ただ、誰もいない家に帰りたくなくて時間をつぶしていたときに、同じ時間を共有した彼女以外は。
引っ越す前の数ヶ月を親しく過ごした(と俺は思ってる)、同じクラスの園芸委員の女の子。
女の子と言っても、あの頃の彼女は髪も短く、兄弟のお下がりだという服を好んで着ているユニセックスな外見だったから、初対面だとほぼ少年だと勘違いされていた。
外で走り回っているのが似合いな、元気を体現しているような子で、委員という接点がなければ、インドアな俺とは親しくもならなかっただろう。
それくらい、あの頃の俺と彼女は違う生き物だった。
そんな相手が、大人になっても記憶に残る存在になったのは、やっぱりあの時間を過ごしたから。
男なのにとバカにされるか、もの珍しそうにされる花を育てる趣味も、裏なくスゴいなと感心するだけで、俺の話を楽しそうに聞いてくれて。
管に繋がれた妹の痩せ細った姿や、暗い父母の顔しか見ていなかった生活の中、太陽の下、笑う君が眩しかった。
仲の良いクラスメイト。
何故か気が合った相手。
学校生活の反対側で、暗い気持ちを持つしかなかった俺の、よりどころだった彼女。
だから居なくなる自分を忘れないで欲しくて、君の机に願いを込めた、小さな花束を入れた。

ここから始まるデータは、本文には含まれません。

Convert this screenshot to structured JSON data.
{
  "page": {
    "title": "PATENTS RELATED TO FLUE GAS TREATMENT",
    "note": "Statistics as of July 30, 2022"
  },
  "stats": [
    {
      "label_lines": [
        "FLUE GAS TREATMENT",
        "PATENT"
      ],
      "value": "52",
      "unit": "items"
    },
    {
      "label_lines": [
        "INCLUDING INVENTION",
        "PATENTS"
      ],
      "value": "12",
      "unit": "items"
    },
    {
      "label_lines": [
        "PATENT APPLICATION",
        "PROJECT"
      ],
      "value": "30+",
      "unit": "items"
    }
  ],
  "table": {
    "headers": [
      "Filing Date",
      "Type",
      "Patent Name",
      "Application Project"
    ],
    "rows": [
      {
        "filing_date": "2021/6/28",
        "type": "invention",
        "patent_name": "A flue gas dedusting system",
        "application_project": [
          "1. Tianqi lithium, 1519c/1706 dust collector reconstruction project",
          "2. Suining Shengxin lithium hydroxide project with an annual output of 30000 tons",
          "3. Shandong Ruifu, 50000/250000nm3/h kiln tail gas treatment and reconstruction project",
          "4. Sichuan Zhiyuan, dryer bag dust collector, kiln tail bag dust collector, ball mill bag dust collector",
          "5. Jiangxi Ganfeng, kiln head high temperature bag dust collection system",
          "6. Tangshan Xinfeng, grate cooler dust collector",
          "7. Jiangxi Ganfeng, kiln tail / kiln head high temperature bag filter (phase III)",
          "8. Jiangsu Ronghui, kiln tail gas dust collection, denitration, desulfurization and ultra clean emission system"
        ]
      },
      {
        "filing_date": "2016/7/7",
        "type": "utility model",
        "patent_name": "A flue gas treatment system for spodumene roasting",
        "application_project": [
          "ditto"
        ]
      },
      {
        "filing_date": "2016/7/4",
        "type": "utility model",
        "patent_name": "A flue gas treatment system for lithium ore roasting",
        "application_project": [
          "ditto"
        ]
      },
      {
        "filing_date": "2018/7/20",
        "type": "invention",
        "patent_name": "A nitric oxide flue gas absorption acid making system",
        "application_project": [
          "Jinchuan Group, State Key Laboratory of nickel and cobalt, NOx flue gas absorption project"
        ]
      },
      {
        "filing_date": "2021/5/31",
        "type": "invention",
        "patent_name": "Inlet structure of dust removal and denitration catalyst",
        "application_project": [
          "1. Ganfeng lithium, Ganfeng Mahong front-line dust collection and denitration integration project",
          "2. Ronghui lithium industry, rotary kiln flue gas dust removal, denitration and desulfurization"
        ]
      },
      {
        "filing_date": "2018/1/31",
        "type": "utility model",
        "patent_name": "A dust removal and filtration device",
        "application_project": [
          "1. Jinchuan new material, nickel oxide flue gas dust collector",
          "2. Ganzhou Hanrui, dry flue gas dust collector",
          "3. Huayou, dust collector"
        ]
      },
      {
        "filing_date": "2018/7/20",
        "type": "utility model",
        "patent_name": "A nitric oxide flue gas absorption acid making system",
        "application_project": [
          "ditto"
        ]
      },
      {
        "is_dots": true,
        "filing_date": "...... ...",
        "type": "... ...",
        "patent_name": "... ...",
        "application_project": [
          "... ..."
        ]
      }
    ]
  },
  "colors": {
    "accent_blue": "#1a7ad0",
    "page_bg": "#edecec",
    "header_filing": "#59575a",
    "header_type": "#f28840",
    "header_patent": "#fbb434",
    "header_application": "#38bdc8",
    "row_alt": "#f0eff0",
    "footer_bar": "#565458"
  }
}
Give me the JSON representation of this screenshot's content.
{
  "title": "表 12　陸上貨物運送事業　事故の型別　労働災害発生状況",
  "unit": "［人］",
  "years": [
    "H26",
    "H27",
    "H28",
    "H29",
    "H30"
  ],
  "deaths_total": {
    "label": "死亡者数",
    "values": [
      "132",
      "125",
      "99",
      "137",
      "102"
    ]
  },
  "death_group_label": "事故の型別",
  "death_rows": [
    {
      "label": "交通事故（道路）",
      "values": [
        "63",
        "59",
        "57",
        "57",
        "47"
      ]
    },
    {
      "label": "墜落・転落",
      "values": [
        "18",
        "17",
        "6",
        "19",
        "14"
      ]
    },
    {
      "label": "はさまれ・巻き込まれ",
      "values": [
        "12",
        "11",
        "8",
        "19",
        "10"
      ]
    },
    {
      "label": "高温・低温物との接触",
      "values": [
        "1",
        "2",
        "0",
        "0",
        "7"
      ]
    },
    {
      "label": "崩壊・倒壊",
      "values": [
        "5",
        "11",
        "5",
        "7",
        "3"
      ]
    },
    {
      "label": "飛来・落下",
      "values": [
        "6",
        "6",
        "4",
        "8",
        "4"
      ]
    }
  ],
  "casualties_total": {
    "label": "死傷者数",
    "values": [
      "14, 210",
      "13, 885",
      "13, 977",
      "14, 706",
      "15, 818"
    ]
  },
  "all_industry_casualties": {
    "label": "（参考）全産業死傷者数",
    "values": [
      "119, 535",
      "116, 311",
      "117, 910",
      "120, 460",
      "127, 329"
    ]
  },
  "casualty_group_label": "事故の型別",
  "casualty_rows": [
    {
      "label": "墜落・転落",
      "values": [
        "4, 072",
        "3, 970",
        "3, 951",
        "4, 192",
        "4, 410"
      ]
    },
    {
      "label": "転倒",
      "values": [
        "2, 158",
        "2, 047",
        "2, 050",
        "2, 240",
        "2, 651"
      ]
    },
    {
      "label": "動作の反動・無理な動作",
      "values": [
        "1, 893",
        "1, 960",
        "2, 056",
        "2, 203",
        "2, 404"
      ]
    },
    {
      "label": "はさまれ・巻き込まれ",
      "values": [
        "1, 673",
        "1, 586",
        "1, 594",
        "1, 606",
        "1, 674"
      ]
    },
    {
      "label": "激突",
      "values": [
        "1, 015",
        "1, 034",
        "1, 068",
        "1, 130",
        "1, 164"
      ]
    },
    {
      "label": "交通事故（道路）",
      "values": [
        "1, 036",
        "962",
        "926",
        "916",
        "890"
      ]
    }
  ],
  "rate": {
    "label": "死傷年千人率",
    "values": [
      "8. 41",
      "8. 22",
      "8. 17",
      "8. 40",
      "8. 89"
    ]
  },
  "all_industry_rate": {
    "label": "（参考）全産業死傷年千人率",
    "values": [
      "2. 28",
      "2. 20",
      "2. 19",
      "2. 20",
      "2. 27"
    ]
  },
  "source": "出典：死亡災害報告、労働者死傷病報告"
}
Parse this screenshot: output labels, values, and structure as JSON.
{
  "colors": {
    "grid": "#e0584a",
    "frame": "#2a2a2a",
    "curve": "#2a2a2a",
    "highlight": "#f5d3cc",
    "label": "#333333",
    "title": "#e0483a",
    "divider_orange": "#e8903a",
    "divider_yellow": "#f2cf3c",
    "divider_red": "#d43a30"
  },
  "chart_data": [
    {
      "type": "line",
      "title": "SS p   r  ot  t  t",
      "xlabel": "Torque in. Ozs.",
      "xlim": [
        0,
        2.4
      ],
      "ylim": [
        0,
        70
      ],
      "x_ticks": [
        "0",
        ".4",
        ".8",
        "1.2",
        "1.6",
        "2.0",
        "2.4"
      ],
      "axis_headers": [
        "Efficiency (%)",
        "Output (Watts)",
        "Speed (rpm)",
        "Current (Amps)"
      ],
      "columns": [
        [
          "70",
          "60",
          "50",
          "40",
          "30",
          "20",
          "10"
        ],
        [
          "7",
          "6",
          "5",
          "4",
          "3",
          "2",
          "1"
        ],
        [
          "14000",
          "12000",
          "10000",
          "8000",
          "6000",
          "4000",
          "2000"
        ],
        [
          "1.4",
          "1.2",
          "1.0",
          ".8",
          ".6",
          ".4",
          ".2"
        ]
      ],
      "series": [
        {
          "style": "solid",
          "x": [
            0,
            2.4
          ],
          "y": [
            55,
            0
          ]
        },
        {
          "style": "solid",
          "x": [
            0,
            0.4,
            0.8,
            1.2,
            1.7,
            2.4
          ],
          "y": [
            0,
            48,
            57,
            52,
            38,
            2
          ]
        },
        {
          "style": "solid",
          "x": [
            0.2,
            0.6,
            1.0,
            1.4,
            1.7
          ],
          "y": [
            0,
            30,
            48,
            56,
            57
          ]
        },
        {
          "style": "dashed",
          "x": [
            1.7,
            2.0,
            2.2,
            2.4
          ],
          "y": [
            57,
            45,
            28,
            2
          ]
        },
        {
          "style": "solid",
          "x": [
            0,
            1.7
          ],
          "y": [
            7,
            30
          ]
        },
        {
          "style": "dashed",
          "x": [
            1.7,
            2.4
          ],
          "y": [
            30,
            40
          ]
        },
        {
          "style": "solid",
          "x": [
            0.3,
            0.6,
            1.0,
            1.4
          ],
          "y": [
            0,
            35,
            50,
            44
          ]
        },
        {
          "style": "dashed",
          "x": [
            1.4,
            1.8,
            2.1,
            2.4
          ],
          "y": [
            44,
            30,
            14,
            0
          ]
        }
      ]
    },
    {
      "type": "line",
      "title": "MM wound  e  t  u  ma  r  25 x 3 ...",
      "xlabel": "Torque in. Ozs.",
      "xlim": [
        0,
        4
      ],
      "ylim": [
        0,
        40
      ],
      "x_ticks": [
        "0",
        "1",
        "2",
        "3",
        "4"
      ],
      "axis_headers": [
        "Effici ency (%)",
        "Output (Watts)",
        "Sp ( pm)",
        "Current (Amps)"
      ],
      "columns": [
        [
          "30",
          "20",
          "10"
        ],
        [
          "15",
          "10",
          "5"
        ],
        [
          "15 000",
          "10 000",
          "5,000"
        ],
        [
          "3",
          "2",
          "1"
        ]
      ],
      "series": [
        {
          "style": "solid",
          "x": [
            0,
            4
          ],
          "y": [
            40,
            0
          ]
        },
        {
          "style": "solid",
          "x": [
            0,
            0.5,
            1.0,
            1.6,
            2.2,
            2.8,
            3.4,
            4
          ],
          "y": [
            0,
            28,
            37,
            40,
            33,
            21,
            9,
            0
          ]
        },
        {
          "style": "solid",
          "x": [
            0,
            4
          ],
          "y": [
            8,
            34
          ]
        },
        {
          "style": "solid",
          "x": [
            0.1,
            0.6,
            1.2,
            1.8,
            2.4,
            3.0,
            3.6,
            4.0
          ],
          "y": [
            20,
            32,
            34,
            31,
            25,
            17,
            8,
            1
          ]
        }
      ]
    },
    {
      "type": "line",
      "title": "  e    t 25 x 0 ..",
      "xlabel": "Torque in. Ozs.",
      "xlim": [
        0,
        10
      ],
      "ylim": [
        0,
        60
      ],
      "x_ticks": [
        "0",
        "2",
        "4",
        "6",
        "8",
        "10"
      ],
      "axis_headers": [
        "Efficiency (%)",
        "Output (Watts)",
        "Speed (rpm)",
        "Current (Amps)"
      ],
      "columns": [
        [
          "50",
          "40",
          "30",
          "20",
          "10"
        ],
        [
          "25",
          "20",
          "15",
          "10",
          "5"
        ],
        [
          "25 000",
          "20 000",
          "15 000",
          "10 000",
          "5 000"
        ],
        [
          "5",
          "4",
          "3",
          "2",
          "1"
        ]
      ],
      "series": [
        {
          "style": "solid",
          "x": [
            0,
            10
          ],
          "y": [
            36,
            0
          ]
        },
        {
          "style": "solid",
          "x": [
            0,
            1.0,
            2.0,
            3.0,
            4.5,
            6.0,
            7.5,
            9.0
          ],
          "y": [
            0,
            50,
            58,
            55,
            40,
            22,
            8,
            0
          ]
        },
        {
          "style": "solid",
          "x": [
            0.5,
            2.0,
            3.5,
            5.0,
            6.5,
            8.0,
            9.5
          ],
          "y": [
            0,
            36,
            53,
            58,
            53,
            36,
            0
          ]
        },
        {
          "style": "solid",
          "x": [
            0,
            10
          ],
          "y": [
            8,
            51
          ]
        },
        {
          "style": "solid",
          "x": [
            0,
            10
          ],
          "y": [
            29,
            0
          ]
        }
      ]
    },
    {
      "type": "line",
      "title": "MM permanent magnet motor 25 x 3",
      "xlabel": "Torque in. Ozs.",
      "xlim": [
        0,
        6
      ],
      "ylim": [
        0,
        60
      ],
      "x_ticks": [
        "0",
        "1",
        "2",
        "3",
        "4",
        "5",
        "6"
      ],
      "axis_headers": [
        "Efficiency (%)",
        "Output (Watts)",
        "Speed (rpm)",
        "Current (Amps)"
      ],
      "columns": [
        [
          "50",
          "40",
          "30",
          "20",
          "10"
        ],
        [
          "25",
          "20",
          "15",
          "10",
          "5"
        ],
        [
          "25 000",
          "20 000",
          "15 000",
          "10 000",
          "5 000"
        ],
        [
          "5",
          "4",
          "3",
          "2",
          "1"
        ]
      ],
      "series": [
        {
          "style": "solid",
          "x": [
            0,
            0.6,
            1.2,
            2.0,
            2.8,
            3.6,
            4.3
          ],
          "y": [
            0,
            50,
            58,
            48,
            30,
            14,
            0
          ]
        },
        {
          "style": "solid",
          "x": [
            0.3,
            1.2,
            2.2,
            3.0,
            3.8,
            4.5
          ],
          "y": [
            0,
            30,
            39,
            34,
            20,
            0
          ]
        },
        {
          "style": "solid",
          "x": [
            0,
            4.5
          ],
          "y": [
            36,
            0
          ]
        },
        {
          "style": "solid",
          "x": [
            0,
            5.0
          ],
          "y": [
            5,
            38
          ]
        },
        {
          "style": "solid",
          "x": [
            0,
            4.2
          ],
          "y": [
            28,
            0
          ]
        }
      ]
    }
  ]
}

君はあの花言葉を笑ったけれど、その分覚えていると思ったから。
突然いなくなる俺の気持ちを、分かって欲しかった。
……まあ、友達の多い君だから、一時親しかった程度の俺をずっと忘れないでいてくれるなんて、あまり期待はしていなかったけれど。
連絡をとろうと思えば出来た。
手紙だって電話だって、休みに出かけることだって、自分さえ行動を起こせば容易かったはずだ。
まだ恋ではなく、だけど友人以上の想いを持っていた、から、なおさら、当たり前のように遠くへ行く話をして、当たり前のように連絡を取り合いたいなんて、言いたくなかった。
たった十年と少しの人生で、諦めと達観することばかり覚えていた俺は、そうしてつながりを保っていてもいずれは手近な生活に紛れて記憶の隅に消えてしまうのだろうと予想がついていた。
――これは賭け。
君に小さな傷をつけて、俺という痕を残したい。
覚えていて。
忘れないで。
いつかまた出会うだろう時に、俺のことを思い出して。
そうして仕事の帰り、必要があってたまたま寄った花屋。
大人の女性になった君がいて、――賭けに勝つ。
少年めいた強い眼差しはそのまま、
柔らかく花開いたような君が目の前にいることが、
俺を忘れないでいてくれたことが、
どんなに嬉しかったか。
子どもの俺が置き去りにした淡い想いが形を確かにしたのは間違いなくあの瞬間だった。
一緒の時間を過ごしたことを思い出す、花の香りがするその場所を、仕事に選んだのはどうしてかな。
やっぱり、運命みたいだと思わない?
幼かった頃とは違う気持ちで君を想ってる、それを、ずっと、告げたかったんだ。